第八十章『檻の夢、銀猫の目覚め』
朝が、訪れていた。
東の空にわずかに紅がにじみ始め、寝台のカーテンの隙間から淡い光が差し込む。
ゆっくりと世界が目覚めてゆくなかで、ファナのまぶたが震えた。
浅いまどろみの中、彼女はそっと瞳を開け──視線の先に、寄り添う温もりを認めた。
隣には、静かに眠るラルガス王の姿。
その寝息は穏やかで、風のように微かに、だが確かに彼女の肌に触れる。
(……あ……)
ファナはゆっくりと身じろぎをした。肩にかかっていた薄いシーツが滑り落ち、露わになった白い肌へ朝の冷たい空気が触れる。
彼女の腕が、ほんの少し震えた。
枕元へ目を向ければ、昨夜乱れた上着がくしゃりと落ちていた。
そして──ファナは、目を伏せた。
(……もう、わたしは──)
指先が震える。
目を逸らすように、彼女は寝台を抜け出した。

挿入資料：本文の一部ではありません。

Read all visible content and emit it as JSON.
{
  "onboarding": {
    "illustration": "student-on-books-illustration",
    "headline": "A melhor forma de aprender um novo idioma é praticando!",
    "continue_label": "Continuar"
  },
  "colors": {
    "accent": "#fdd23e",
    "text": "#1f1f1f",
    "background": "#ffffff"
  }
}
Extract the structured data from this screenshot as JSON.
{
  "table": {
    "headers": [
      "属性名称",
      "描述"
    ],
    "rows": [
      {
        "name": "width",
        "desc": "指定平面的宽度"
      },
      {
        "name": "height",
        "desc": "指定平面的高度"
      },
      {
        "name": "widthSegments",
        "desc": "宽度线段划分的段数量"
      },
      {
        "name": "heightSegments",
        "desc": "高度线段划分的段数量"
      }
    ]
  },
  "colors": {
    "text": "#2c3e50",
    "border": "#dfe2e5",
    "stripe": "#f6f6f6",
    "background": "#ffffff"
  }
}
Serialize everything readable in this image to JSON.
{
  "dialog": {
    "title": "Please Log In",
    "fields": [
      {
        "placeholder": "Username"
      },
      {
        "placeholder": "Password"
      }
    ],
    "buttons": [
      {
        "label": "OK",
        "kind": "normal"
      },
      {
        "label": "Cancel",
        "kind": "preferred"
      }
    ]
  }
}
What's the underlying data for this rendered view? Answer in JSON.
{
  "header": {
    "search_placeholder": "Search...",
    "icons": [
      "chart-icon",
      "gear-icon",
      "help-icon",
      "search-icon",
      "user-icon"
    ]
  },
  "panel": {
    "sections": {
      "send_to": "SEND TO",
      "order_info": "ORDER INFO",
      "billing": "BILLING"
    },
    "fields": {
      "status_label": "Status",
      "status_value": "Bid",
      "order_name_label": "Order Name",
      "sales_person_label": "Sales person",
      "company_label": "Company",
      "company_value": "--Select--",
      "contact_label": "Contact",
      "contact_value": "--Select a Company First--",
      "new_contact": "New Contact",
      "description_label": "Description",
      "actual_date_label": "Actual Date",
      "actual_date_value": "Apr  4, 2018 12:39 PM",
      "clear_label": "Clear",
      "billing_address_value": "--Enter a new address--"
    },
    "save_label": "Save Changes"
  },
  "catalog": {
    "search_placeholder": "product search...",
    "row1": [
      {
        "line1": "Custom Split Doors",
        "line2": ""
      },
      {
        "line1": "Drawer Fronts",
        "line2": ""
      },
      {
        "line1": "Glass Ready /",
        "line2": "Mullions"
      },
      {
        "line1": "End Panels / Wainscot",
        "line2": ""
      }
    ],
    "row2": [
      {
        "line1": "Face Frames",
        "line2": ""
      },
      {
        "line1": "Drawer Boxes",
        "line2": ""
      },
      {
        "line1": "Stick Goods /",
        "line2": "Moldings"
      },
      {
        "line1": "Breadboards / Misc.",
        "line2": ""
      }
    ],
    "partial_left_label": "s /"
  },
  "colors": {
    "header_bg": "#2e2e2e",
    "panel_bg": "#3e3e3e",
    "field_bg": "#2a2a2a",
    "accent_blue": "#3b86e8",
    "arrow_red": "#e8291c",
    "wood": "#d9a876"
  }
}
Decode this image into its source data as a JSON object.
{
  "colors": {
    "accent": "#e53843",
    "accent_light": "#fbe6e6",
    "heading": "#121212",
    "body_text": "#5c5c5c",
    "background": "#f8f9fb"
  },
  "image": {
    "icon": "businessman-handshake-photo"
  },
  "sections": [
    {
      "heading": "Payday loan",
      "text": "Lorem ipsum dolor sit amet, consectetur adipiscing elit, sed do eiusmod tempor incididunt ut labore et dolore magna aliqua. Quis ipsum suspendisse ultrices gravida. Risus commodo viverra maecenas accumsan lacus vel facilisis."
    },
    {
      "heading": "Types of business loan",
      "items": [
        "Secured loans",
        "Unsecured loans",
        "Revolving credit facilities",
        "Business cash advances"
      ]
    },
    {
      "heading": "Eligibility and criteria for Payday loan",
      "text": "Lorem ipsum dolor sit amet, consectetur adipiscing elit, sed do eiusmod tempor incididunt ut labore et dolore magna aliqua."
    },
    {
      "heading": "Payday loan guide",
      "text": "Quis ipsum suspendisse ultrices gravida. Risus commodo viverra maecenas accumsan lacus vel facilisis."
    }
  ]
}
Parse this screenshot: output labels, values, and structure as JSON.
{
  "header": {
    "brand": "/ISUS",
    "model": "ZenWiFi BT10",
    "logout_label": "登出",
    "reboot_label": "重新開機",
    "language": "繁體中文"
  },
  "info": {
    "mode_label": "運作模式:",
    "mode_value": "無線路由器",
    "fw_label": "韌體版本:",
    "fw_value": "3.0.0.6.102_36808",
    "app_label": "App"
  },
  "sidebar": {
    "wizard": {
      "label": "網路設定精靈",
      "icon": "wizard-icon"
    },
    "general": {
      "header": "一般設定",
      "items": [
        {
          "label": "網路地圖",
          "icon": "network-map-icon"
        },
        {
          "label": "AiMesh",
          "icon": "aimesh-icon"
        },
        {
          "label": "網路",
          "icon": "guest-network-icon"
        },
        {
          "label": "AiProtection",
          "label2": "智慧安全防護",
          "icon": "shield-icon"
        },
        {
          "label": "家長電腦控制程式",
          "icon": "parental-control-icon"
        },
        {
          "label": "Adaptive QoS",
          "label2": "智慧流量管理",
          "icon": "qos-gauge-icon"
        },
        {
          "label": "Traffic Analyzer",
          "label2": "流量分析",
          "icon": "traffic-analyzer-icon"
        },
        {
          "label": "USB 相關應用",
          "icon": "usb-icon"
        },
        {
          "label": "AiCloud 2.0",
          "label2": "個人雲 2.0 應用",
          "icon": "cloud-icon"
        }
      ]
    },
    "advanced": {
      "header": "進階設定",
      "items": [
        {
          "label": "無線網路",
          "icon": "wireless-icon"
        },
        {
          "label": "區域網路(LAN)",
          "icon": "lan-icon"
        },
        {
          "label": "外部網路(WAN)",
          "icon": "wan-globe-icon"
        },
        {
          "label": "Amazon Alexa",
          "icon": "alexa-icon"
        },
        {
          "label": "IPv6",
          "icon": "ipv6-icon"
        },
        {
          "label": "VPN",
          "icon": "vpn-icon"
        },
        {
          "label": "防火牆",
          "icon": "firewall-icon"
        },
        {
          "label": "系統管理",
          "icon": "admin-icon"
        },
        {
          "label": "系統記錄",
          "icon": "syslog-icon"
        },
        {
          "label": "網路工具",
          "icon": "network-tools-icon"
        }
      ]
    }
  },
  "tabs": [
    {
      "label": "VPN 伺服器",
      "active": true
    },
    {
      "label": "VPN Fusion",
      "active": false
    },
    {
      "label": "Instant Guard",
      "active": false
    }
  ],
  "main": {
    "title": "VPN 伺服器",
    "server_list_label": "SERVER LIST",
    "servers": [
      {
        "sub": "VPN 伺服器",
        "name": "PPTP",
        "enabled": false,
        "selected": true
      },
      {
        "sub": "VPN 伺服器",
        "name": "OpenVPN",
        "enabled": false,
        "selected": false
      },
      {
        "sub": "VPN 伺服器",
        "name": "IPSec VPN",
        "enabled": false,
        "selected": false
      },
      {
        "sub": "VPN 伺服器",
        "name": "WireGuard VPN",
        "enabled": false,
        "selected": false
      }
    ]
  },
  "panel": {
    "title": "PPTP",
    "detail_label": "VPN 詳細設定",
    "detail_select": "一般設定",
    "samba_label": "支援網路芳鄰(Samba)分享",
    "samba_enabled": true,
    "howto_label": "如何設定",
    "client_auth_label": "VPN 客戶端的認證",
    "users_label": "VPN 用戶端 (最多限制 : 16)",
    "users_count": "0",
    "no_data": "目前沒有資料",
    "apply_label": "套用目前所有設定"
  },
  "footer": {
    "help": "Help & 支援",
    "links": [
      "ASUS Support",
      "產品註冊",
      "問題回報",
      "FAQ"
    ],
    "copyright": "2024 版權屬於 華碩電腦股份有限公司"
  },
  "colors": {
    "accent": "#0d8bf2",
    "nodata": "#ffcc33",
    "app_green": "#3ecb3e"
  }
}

その動作にも、どこか迷いが滲んでいる。
鏡の前に立つと、昨夜の名残があまりに明確にそこにあった。
銀灰の髪はわずかに乱れ、頬はかすかに紅潮したまま。
鏡の中の自分と目を合わせられず、彼女はそっと目を伏せる。
「……わたし、もう……戻れないところまで来ちゃったんだ」
「……誰のせいでもない。自分で選んだ。……戻れないんだ……」
寝台に残る温もりが、肌に染みついている。
それがどこか優しく、苦しい。
ファナは今にもこぼれそうな吐息を殺し、胸元を抱きしめるように手を当てた。
──そんなときだった。
ふと、何かが足りないことに気づく。
この朝の部屋に、本来ならばいるはずの小さな気配が──ない。
「……ファニャン……?」
名前を呼んでから、ファナはすぐに口元を押さえた。
自分が、それを求めていたのだと気づいてしまったから。
「……そっか、いないんだ。……そうだよね」
ぽつりと呟く。
あの小さな黒猫は、あの日から姿を見せていない。
ファナは、自分から離れていったのだと思っていた。
「……ごめんね、ファニャン……」
それ以上は言葉にならなかった。
ただ、信じていた。
またいつか──あのふわふわした身体が、気づけば隣にいてくれることを。
それが、どんなに勝手な願いであっても。
***
そのころ──
木々が生い茂る城の庭園。その奥、誰の目にもつかぬ高木の枝の上。
そこに、小さな影が佇んでいた。
黒く、小さく、ふわりとした身体。
夜明けの風に毛並みを揺らしながら──
紫の瞳の奥に、かすかな銀の光が宿っていた。
──ファニャンだった。
何も言わず、ただ遠くを見ていた。
その目に映るのは、広大な王城の一角──あの部屋の窓。
見守ることしかできない小さな背中が、風に揺れていた。
***
古びた塔の高窓に、ひとりの女が立っていた。
艶やかな黒紫の長い髪に、仮面のような微笑。かすかに揺れるドレスの裾。
──ヴェルナ・クローデル。
彼女はひとつ息をつき、宙を見上げて、詩を口ずさむように呟いた。
「──ようやく、幕が上がったわね」
「主演は銀猫。助演に王。舞台は、甘い檻の中……」
その瞳は遠くを見るでもなく、しかしすべてを見通すかのように淡い光を湛えていた。
唇が笑みの形を作る。
「さあ、ここから何を選ぶのか、見せてちょうだい」
「愛も、哀しみも、すべて抱えたままで──」
音もなく、風が高窓を吹き抜ける。
ヴェルナは目を細め、囁いた。
「……次の幕も、楽しませてね。銀猫」
塔に残る薄闇へ溶けるように、彼女の姿が消えていった。